Now there was a man of the Pharisees named Nicodemus, a member of the Jewish ruling council. He came to Jesus at night and said, "Rabbi, we know you are a teacher who has come from God. For no one could perform the miraculous signs you are doing if God were not with him."

In reply Jesus declared, "I tell you the truth, no one can see the kingdom of God unless he is born again."

"How can a man be born when he is old?" Nicodemus asked. "Surely he cannot enter a second time into his mother's womb to be born!"

Jesus answered, "I tell you the truth, no one can enter the kingdom of God unless he is born of water and the Spirit. Flesh gives birth to flesh, but the Spirit gives birth to spirit. You should not be surprised at my saying, 'You must be born again.' The wind blows wherever it pleases. You hear its sound, but you cannot tell where it comes from or where it is going. So it is with everyone born of the Spirit." John 3: 1-8


I've been a Christ-follower my whole life. I did not have the "conversion moment" that so many talk about. I've just been on a journey [to heaven's own bright king]. I guess you could say I've been in the process of re-birth my whole life. And yet, I'm still me.

The familiar things that now surround me in my new home are not unlike my old self. They still look the same... by themselves. But in a new place, they are altered. So I must ask, what new place am I in right now?

The obvious answer is Arizona. But there is another new place where I reside, and it's in a place of transformation that I never grow tired of talking about. That sometimes wears me down and makes me weary, but never completely knocks me down.

But we have this treasure in jars of clay to show that this all-surpassing power is from God and not from us. We are hard pressed on every side, but not crushed; perplexed, but not in despair; persecuted, but not abandoned; struck down, but not destroyed. - 2 Corinthians 4:7-9

This passage often comes to mind when I know I am being pressed, altered, and transformed. So in reading on to the rest of the passage, all of my thoughts about re-birth begin to make sense.

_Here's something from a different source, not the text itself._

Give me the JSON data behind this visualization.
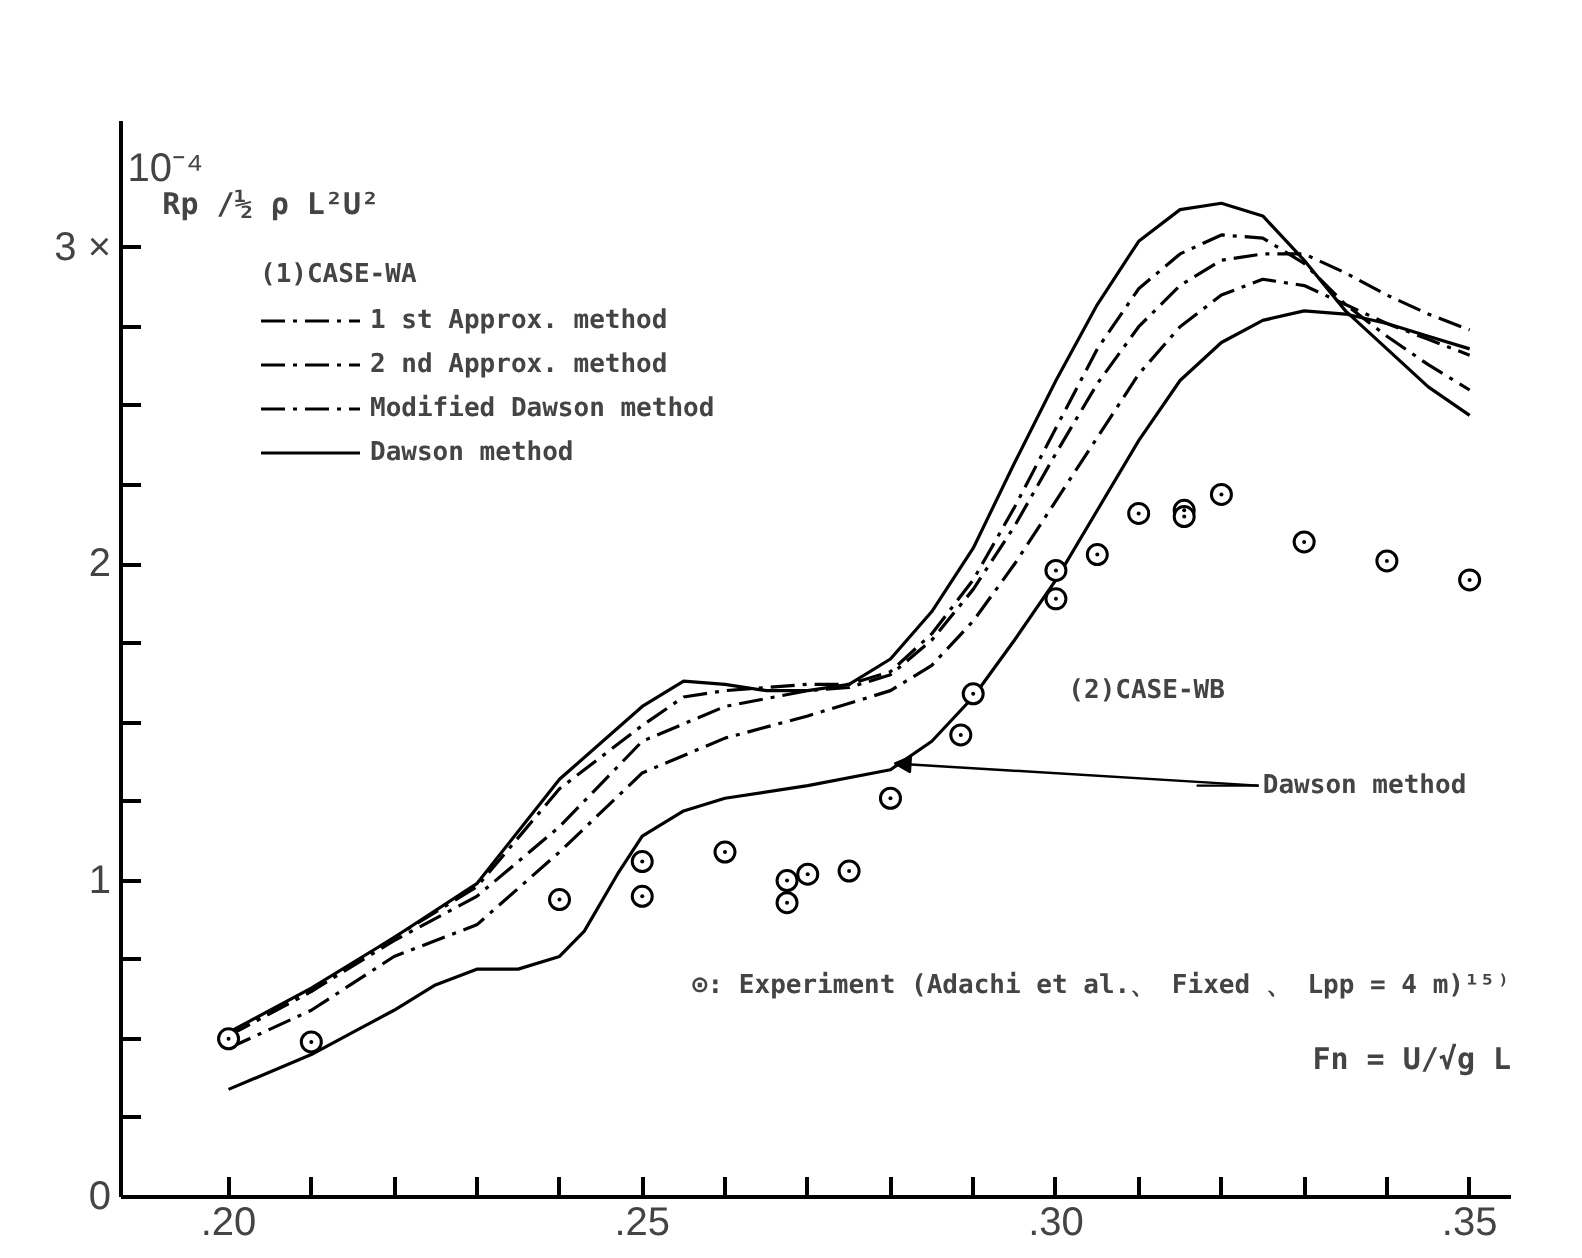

We always carry around in our body the death of Jesus, so that the life of Jesus may also be revealed in our body. For we who are alive are always being given over to death for Jesus' sake, so that his life may be revealed in our mortal body. So then, death is at work in us, but life is at work in you. -2 Corinthians 4:10-12

I am still me, but constantly being changed by the gracious work of our Lord and Savior. But just as sure as I am in a new state, new job and new home, I am also still me. But the beauty of the gospel is that it is never stagnant. How wonderful is that?

2 comments:

Kansas Bob said...

Nice thoughts and great update Stephanie. I sometimes think that the overarching will of God is making us like Jesus.. which sometimes involves being pressed, altered, and transformed. :)

stephanie said...

I think one of the most important things I've learned on my journey is how to find the beauty in the often painful transformation, the beauty in the pressing.